Entre todo eso, hay momentos que salvan cualquier desgaste. Y las bodas son uno de ellos. Oficiar bodas es, sin duda, lo más bonito que se puede hacer siendo concejala. Porque todo en la concejalía —o al menos todo lo que debería ser— es un acto de amor, pero en las bodas ese amor se vuelve literal. Firmas un papel, sí, pero en realidad estás bendiciendo un proyecto de vida compartido. Y en esos instantes, en los que el amor se hace público y la institución lo reconoce, entiendes por qué estás aquí.
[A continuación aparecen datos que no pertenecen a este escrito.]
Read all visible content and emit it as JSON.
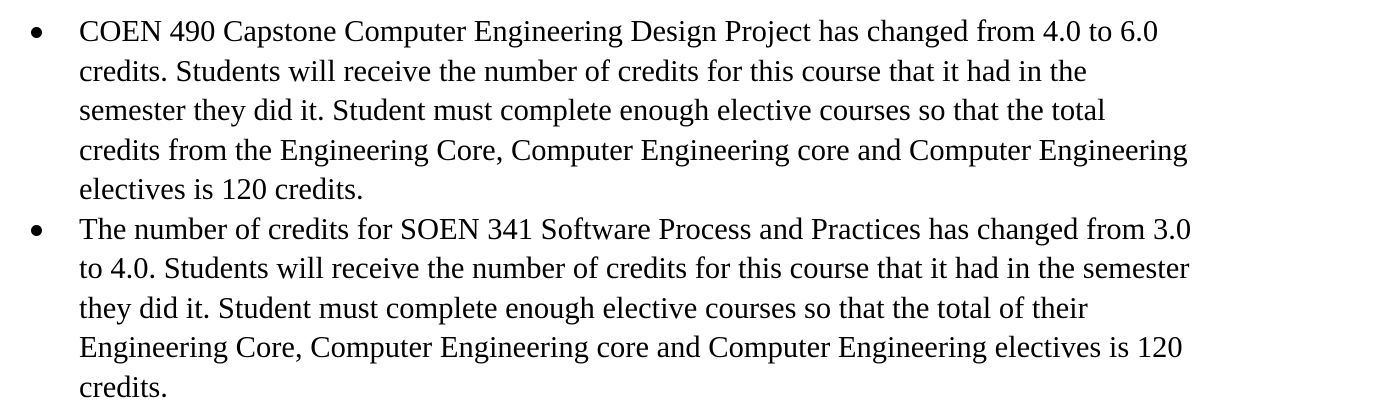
{
  "document": {
    "bullets": [
      {
        "lines": [
          "COEN 490 Capstone Computer Engineering Design Project has changed from 4.0 to 6.0",
          "credits. Students will receive the number of credits for this course that it had in the",
          "semester they did it. Student must complete enough elective courses so that the total",
          "credits from the Engineering Core, Computer Engineering core and Computer Engineering",
          "electives is 120 credits."
        ]
      },
      {
        "lines": [
          "The number of credits for SOEN 341 Software Process and Practices has changed from 3.0",
          "to 4.0. Students will receive the number of credits for this course that it had in the semester",
          "they did it. Student must complete enough elective courses so that the total of their",
          "Engineering Core, Computer Engineering core and Computer Engineering electives is 120",
          "credits."
        ]
      }
    ]
  }
}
He aprendido que la política municipal no tiene glamour. No es de focos ni de frases brillantes. Es de basura que no se recoge, de caminos que se arreglan, de gente que te para por la calle para decirte que gracias o que vaya tela. Es una política con los pies en el suelo, y por eso duele y transforma tanto. La municipal es la política de lo concreto, del día a día, de las cosas que sí se pueden cambiar. Y también es la más humana, porque nos pone frente a frente con las personas, con sus problemas reales y con sus afectos.
Hoy se cumplen dos años de aquel 28 de mayo. Aquel día acabó todo lo que habíamos planeado. Y empezó algo mucho más difícil, más real y más hermoso: hacer política desde la oposición, con conciencia, con humanidad, con errores y con intención. Si algo me ha enseñado este tiempo es que la política no es solo técnica ni gestión: es vínculo. Es decisión. Y, sobre todo, es entrega.
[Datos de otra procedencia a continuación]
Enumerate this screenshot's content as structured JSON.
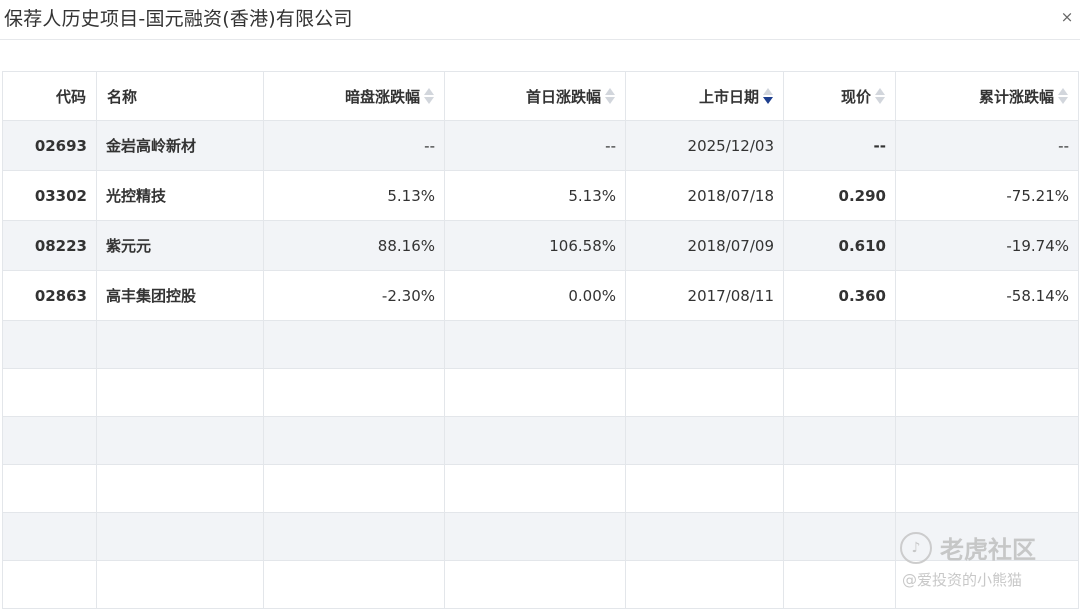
{
  "dialog": {
    "title": "保荐人历史项目-国元融资(香港)有限公司",
    "close_glyph": "×"
  },
  "table": {
    "headers": {
      "code": "代码",
      "name": "名称",
      "grey_market_change": "暗盘涨跌幅",
      "first_day_change": "首日涨跌幅",
      "listing_date": "上市日期",
      "current_price": "现价",
      "cumulative_change": "累计涨跌幅"
    },
    "sorted_by": "listing_date",
    "sort_direction": "descending",
    "rows": [
      {
        "code": "02693",
        "name": "金岩高岭新材",
        "grey_market_change": "--",
        "first_day_change": "--",
        "listing_date": "2025/12/03",
        "current_price": "--",
        "cumulative_change": "--"
      },
      {
        "code": "03302",
        "name": "光控精技",
        "grey_market_change": "5.13%",
        "first_day_change": "5.13%",
        "listing_date": "2018/07/18",
        "current_price": "0.290",
        "cumulative_change": "-75.21%"
      },
      {
        "code": "08223",
        "name": "紫元元",
        "grey_market_change": "88.16%",
        "first_day_change": "106.58%",
        "listing_date": "2018/07/09",
        "current_price": "0.610",
        "cumulative_change": "-19.74%"
      },
      {
        "code": "02863",
        "name": "高丰集团控股",
        "grey_market_change": "-2.30%",
        "first_day_change": "0.00%",
        "listing_date": "2017/08/11",
        "current_price": "0.360",
        "cumulative_change": "-58.14%"
      }
    ]
  },
  "watermark": {
    "brand": "老虎社区",
    "handle": "@爱投资的小熊猫",
    "logo_icon": "tiger-logo-icon"
  },
  "colors": {
    "link_blue": "#1e3f8e",
    "up_red": "#e04b4b",
    "down_green": "#2ab14a",
    "row_alt": "#f2f4f7"
  }
}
Y sí, es también una forma de feminismo. Feminismo es decir no cuando quieren que calles, es alzar la voz aunque tiemble, es sostener a tu equipo, a tus compañeras y a ti misma. Es politizar los cuidados y cuidar la política. Es preguntarte cada día para quién haces esto y si lo estás haciendo bien. Y es saber que incluso cuando parece que no avanzas, tu presencia ya está haciendo hueco para las que vienen.
Seguiré aquí mientras siga creyendo que merece la pena. Porque hay muchas formas de amar un pueblo, y esta —la de intentar mejorarlo incluso sin tener el poder, solo la voz— es la mía.
Y si me preguntan si ha valido la pena, si volvería a hacerlo, si lo repetiría sabiendo lo que sé ahora, la respuesta es sí. Porque a pesar del cansancio, de los sinsabores y de todo lo que aún queda por hacer, estoy convencida de una cosa: con nosotros, mejor. No como consigna, sino como certeza. Como forma de estar. Como promesa que seguimos intentando cumplir cada día.